What Makes a Loan a Conventional Loan?

A fixed rate or adjustable rate mortgage (ARM) loan is considered a conventional loan if it has no federal government backing. FHA and VA loans are examples of mortgage loans that have government value and these types of loans are called government loans. With a conventional loan, you will have to go through a regular bank, or your local credit union instead of through government supported organizations like Freddie Mae and Freddie Mac.

What Does a Conventional Loan Require?

If you want to get a conventional home loan, you will need to have a significant amount of money saved since they do require a higher down payment. Conventional loan requirements also include a high credit score which can make it difficult for you to qualify for one of these loans if you have ever had a problem with your credit or if you have not simply built up enough credit. Furthermore, a lender might also require you to get private mortgage insurance if you borrow more than 80 percent of the home's value or the purchase price, a term known as loan-to-value ratio.

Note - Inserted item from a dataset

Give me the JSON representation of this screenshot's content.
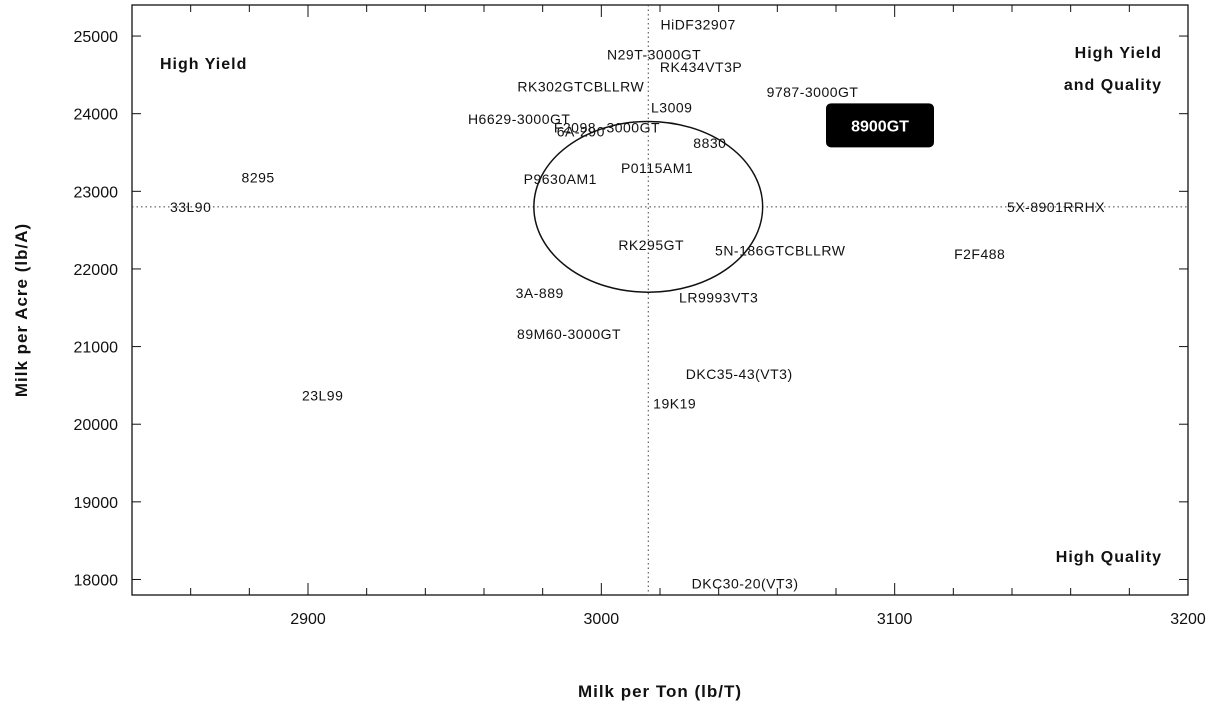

Conforming vs Non-Conforming Loans

The United States government has put guidelines into place related to conventional loan requirements and other loan requirements. Loans that follow the guidelines set forth by the government sponsored entities, Freddie Mae and Freddie Mac, are considered conforming loans and loans that do not follow these guidelines are called non-conforming loans.
Non-conforming loans that go over the limit set by conforming guidelines are usually referred to as jumbo mortgages. These are generally used for the purchase of luxury homes and banks consider them riskier, which means that you can expect the interest rate on these types of loans to be higher. These loans come in options that include fixed and adjustable rate mortgage programs.

Government Loans

If a conventional loan is not a good option for you, then you will want to look at government loans. These loans are insured by the government and are designed to help people with lower incomes purchase a home. Furthermore, they can be obtained through a large number of lenders and it is a good idea to examine these loans to see if you can qualify for them.

FHA Loan

The FHA loan is the most popular type of loan when it comes to government loans. This loan is insured and guaranteed by the Federal Housing Administration, and requires a much smaller down payment than a conventional loan. If you go with this loan, you should plan to pay for mortgage insurance as it is required.

VA Loan

The U.S. Department of Veterans Affairs backs the VA loan which benefits anyone who has served honorably in the military. These typically involve lower down payments and lower mortgage payments to assist current and former military members in purchasing a home.

USDA Loan

The U.S. Department of Agriculture backs this loan, which helps people in rural areas purchase a home with no money down. These loans are 100 percent financed.

1 comment:

  1. Two major types of loans – conventional and unconventional loans – have been explained in the blog in a nice way. The major difference between a conventional loan and an unconventional loan is that in case of a conventional loan, no federal backing is there, but the unconventional loans are backed by the federal authority. Two common types of unconventional loans are the FHA loans and the VA loans. FHA loans are backed by the Federal Housing Administration, whereas VA loans are backed by the Department of Veterans Affairs. Again, the two common categories of conventional loans are the conforming loans and the non-conforming loans.